This photograph is of Georges Bataille’s grave, the resting place of the writer who once so eloquently united the worlds of religion, death and love through acts of violence; haunting us during nights of self-induced insomnia and terror. In more general terms, the photograph is an image of death. It opens itself up to nothingness, a dark abyss created by the excess of light hitting the sensitive surface of photographic paper; the ripped and damaged film violently interrupting the depicted scene and exposing the hollow emptiness of the image itself. Bataille’s friend Maurice Blanchot observed that images and cadavers have a lot in common, both directly bound to something that once was. In their stillness they show us a quite different picture from the image with which we were once familiar.

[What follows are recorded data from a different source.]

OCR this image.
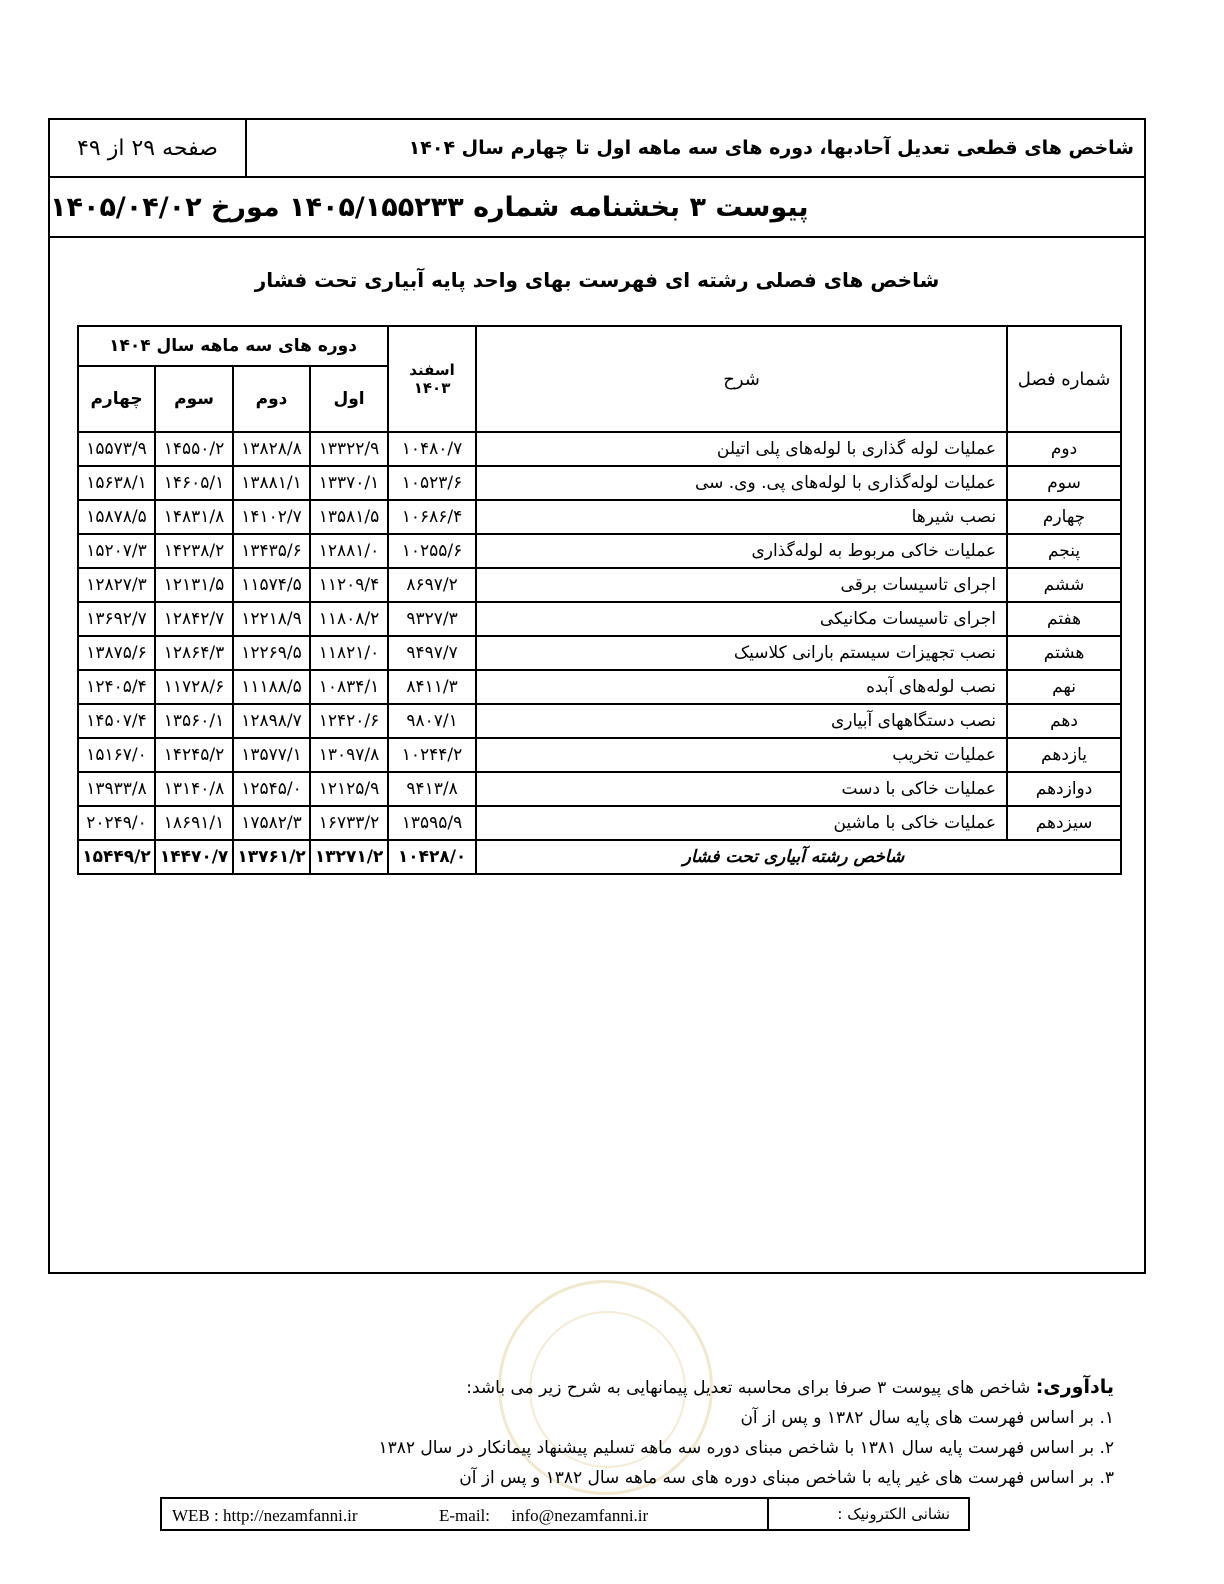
صفحه ۲۹ از ۴۹	شاخص های قطعی تعدیل آحادبها، دوره های سه ماهه اول تا چهارم سال ۱۴۰۴
پیوست ۳ بخشنامه شماره ۱۴۰۵/۱۵۵۲۳۳ مورخ ۱۴۰۵/۰۴/۰۲
شاخص های فصلی رشته ای فهرست بهای واحد پایه آبیاری تحت فشار
شماره فصل	شرح	اسفند ۱۴۰۳	دوره های سه ماهه سال ۱۴۰۴			
			اول	دوم	سوم	چهارم
دوم	عملیات لوله گذاری با لوله‌های پلی اتیلن	۱۰۴۸۰/۷	۱۳۳۲۲/۹	۱۳۸۲۸/۸	۱۴۵۵۰/۲	۱۵۵۷۳/۹
سوم	عملیات لوله‌گذاری با لوله‌های پی. وی. سی	۱۰۵۲۳/۶	۱۳۳۷۰/۱	۱۳۸۸۱/۱	۱۴۶۰۵/۱	۱۵۶۳۸/۱
چهارم	نصب شیرها	۱۰۶۸۶/۴	۱۳۵۸۱/۵	۱۴۱۰۲/۷	۱۴۸۳۱/۸	۱۵۸۷۸/۵
پنجم	عملیات خاکی مربوط به لوله‌گذاری	۱۰۲۵۵/۶	۱۲۸۸۱/۰	۱۳۴۳۵/۶	۱۴۲۳۸/۲	۱۵۲۰۷/۳
ششم	اجرای تاسیسات برقی	۸۶۹۷/۲	۱۱۲۰۹/۴	۱۱۵۷۴/۵	۱۲۱۳۱/۵	۱۲۸۲۷/۳
هفتم	اجرای تاسیسات مکانیکی	۹۳۲۷/۳	۱۱۸۰۸/۲	۱۲۲۱۸/۹	۱۲۸۴۲/۷	۱۳۶۹۲/۷
هشتم	نصب تجهیزات سیستم بارانی کلاسیک	۹۴۹۷/۷	۱۱۸۲۱/۰	۱۲۲۶۹/۵	۱۲۸۶۴/۳	۱۳۸۷۵/۶
نهم	نصب لوله‌های آبده	۸۴۱۱/۳	۱۰۸۳۴/۱	۱۱۱۸۸/۵	۱۱۷۲۸/۶	۱۲۴۰۵/۴
دهم	نصب دستگاههای آبیاری	۹۸۰۷/۱	۱۲۴۲۰/۶	۱۲۸۹۸/۷	۱۳۵۶۰/۱	۱۴۵۰۷/۴
یازدهم	عملیات تخریب	۱۰۲۴۴/۲	۱۳۰۹۷/۸	۱۳۵۷۷/۱	۱۴۲۴۵/۲	۱۵۱۶۷/۰
دوازدهم	عملیات خاکی با دست	۹۴۱۳/۸	۱۲۱۲۵/۹	۱۲۵۴۵/۰	۱۳۱۴۰/۸	۱۳۹۳۳/۸
سیزدهم	عملیات خاکی با ماشین	۱۳۵۹۵/۹	۱۶۷۳۳/۲	۱۷۵۸۲/۳	۱۸۶۹۱/۱	۲۰۲۴۹/۰
شاخص رشته آبیاری تحت فشار		۱۰۴۲۸/۰	۱۳۲۷۱/۲	۱۳۷۶۱/۲	۱۴۴۷۰/۷	۱۵۴۴۹/۲
یادآوری: شاخص های پیوست ۳ صرفا برای محاسبه تعدیل پیمانهایی به شرح زیر می باشد:
۱. بر اساس فهرست های پایه سال ۱۳۸۲ و پس از آن
۲. بر اساس فهرست پایه سال ۱۳۸۱ با شاخص مبنای دوره سه ماهه تسلیم پیشنهاد پیمانکار در سال ۱۳۸۲
۳. بر اساس فهرست های غیر پایه با شاخص مبنای دوره های سه ماهه سال ۱۳۸۲ و پس از آن
نشانی الکترونیک :
WEB : http://nezamfanni.ir	E-mail:     info@nezamfanni.ir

Tereza Zelenkova (b. 1985, Czech Republic) is an artist working predominantly with black and white photography. Her practice explores mythologies surrounding particular places or people, often blending facts and fiction.
She received her MA in Photography from the Royal College of Art in London in 2012. She is a finalist of the ING Unseen Talent Award (2016), and a recipient of the Jerwood Photoworks Award (2015) and The 1000 Words Magazine Award (2012), among others. She has several self-published books as well as Supreme Vice published by Mörel Books (2011). She had exhibited her work at various galleries and museums worldwide, most recently at the Open Eye Gallery in Liverpool (UK), Belfast Exposed (UK) Jerwood Space in London (UK), Le Bal in Paris (F) and Musée de l’Élysée in Lausanne (CH).